Cuando me quito las gafas asusto. Tanto que, si me miro al espejito mágico, también me asusto yo. Me veo a mí mismo con más años. Me veo a mí mismo con cara de chino. Con cara de chino malo malísimo.
Cuando me quito las gafas frente al espejo me veo a mí mismo ansioso por encontrar el grifo para limpiarlas con agua y jabón y volver a ver a ése que quiero ver, volver a ver a ése que quiero ser.
Cuando me quito las gafas (Moscot modelo Lemtosh, tamaño pequeño) veo cosas más allá de Orión. Y me doy un garbeo por el extrarradio de mí mismo. Por la M-50 del Andresín que intento mantener a salvo de la madurez.
Cuando me quito las gafas veo que Teruel sí que sí existe, pero si me las pongo tengo dudas.

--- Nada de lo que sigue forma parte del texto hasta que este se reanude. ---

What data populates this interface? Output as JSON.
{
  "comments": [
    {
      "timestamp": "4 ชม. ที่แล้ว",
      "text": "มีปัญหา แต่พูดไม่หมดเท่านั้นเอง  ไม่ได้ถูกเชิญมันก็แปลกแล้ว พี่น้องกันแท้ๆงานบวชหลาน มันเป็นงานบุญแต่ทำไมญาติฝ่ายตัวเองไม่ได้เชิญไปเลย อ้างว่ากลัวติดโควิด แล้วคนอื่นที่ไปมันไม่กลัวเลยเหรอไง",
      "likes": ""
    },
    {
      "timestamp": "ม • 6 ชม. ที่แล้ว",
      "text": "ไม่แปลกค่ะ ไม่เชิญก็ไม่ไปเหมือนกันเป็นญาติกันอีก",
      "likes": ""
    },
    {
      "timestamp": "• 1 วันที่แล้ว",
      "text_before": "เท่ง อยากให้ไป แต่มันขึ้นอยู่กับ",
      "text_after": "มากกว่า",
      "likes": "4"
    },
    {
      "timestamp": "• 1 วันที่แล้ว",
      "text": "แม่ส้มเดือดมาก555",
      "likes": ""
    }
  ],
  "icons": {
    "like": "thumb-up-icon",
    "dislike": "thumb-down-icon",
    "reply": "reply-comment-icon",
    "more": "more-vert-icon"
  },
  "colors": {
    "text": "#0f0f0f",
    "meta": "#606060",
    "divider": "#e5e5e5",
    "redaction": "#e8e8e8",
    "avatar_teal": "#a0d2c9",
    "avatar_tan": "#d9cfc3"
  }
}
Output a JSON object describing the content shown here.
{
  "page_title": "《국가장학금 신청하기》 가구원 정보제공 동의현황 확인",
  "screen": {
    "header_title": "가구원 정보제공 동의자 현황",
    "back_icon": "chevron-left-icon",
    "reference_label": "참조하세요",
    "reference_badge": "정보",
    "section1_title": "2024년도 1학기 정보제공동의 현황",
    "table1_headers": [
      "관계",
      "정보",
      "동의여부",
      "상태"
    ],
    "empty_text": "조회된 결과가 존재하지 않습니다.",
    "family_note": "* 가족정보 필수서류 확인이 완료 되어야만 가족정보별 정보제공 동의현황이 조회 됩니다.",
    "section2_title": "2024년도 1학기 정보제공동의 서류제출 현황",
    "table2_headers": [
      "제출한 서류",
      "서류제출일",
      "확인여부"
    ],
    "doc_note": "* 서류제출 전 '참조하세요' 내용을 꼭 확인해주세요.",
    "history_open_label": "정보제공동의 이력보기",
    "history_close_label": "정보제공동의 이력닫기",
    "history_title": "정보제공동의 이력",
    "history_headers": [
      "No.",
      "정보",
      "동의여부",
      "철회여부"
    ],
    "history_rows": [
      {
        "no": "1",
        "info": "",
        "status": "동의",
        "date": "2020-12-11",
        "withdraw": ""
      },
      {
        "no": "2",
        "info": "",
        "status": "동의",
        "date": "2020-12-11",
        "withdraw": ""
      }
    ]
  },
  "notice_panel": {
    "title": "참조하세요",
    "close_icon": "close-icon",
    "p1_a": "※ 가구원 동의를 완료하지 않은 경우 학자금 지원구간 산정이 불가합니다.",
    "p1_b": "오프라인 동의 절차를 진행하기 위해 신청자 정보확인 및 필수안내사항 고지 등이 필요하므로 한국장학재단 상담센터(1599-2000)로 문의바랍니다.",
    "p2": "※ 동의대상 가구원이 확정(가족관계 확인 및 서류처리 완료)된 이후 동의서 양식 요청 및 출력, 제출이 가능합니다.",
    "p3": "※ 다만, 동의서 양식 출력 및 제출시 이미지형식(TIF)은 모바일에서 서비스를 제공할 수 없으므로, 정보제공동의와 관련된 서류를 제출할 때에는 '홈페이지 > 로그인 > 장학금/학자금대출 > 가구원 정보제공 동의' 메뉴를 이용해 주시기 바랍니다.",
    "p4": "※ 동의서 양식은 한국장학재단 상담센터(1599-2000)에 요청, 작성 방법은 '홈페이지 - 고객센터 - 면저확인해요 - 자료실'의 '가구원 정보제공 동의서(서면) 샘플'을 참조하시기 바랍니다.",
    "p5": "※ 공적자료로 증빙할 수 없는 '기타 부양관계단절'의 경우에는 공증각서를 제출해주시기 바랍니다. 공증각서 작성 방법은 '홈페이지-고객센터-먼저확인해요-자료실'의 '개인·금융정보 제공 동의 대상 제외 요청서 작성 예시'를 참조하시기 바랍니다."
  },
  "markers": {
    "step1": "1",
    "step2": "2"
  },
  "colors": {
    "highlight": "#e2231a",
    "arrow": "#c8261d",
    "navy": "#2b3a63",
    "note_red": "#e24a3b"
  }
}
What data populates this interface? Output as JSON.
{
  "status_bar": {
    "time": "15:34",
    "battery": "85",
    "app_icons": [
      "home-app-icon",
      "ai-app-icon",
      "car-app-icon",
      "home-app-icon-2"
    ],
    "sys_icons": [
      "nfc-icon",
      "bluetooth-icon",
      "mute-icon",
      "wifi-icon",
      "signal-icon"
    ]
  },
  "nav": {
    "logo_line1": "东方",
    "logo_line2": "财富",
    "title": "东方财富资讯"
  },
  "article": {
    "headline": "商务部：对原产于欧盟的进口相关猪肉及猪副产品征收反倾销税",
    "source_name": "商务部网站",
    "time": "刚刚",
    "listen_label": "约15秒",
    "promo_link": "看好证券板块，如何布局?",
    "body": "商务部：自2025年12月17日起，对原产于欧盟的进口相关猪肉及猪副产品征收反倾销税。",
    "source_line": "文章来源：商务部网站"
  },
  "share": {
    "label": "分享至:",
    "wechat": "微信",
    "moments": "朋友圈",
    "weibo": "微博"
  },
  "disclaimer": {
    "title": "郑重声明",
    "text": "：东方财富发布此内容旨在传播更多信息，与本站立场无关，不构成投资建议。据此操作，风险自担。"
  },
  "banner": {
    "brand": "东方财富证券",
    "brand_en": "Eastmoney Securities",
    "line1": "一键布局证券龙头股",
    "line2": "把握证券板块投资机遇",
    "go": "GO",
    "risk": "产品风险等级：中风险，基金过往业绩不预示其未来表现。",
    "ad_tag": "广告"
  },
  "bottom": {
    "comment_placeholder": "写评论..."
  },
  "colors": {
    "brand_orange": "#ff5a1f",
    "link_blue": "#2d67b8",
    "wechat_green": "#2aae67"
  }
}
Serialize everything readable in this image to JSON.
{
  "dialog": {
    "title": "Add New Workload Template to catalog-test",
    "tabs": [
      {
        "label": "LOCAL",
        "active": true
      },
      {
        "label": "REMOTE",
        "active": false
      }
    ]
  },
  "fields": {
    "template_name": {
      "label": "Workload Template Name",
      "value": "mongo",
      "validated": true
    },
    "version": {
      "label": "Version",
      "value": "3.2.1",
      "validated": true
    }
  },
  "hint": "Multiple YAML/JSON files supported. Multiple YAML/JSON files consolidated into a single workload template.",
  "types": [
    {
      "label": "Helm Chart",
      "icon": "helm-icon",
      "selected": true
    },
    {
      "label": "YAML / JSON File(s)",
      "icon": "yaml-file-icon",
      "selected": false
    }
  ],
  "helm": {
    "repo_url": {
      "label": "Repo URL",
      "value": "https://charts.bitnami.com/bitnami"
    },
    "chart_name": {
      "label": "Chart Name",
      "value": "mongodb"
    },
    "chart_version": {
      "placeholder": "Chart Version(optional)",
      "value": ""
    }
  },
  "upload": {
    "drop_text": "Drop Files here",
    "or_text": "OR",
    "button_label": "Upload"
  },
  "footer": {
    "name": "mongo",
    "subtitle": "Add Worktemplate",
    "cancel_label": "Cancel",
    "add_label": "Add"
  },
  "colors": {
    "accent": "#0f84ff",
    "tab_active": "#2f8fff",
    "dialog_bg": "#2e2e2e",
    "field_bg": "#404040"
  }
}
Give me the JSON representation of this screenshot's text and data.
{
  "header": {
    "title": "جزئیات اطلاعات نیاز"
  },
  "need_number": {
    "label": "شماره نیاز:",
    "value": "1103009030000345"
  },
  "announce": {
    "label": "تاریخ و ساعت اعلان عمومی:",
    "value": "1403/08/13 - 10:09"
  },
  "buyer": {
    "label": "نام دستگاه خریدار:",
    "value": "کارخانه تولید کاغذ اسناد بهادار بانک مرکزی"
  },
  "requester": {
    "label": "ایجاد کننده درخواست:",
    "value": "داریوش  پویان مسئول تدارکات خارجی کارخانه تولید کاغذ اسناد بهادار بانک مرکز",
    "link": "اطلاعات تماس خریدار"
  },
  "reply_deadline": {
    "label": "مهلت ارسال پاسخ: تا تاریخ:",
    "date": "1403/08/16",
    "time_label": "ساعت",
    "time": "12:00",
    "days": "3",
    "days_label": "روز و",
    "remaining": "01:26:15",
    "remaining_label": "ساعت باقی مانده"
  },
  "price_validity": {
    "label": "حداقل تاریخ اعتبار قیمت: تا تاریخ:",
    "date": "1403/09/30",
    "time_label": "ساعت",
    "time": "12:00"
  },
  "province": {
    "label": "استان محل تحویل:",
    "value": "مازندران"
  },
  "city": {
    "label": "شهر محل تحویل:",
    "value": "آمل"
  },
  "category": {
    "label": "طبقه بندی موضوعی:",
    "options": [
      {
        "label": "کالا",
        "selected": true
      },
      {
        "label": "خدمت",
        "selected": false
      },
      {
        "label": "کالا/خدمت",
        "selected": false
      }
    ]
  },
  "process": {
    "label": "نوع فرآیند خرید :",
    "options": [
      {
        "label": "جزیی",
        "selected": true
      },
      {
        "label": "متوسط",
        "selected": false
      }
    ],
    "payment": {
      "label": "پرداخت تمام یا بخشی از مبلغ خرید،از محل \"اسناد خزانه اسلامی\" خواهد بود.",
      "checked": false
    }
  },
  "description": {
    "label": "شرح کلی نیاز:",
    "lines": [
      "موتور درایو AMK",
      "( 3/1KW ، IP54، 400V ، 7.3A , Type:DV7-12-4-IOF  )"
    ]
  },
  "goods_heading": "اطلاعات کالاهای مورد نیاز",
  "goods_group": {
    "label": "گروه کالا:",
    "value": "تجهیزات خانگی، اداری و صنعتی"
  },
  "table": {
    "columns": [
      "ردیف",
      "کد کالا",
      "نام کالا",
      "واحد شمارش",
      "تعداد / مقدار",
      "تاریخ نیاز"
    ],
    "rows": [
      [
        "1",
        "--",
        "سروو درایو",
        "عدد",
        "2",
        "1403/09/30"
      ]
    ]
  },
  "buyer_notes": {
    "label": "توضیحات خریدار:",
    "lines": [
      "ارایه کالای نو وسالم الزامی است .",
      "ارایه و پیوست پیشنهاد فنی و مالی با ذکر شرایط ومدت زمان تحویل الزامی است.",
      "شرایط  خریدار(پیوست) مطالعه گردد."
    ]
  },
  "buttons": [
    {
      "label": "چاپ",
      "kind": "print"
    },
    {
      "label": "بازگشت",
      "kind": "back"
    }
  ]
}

Cuando me quito las gafas siento más cerca la Fe, porque en el Catecismo Escolar (editado por la Comisión Episcopal de la Enseñanza) me enseñaron que Fe es creer en lo que no se ve. Así que no me las quito mucho porque yo Religión ya la aprobé y no quiero tener más dudas de las que tengo, que te aseguro son, y son un buen puñao.
Y pienso que, si yo floto sin gafas y dice el oculista que no tengo “prácticamente nada”, los que sufren severos desenfoques los imagino en una categoría sociológico patológica de felicidad extrema en la que sólo se puede militar si eres uno de los 700.000 habitantes del Reino de Bután.
Así que me las pongo, respiro aliviado y pienso en Barragán, en la Chus Lampreave de Qué he hecho yo para merecer esto, o en el Bill Murray de esta portada. Tuvimos que pedirle permiso para usar la foto y para conseguirlo no hemos tenido que llamar al publicista porque no tiene. O tiene uno que no distingue. Para que Murray nos dé permiso para esta portada hemos tenido que conseguir la autorización de un tío que mira de frente, su abogado.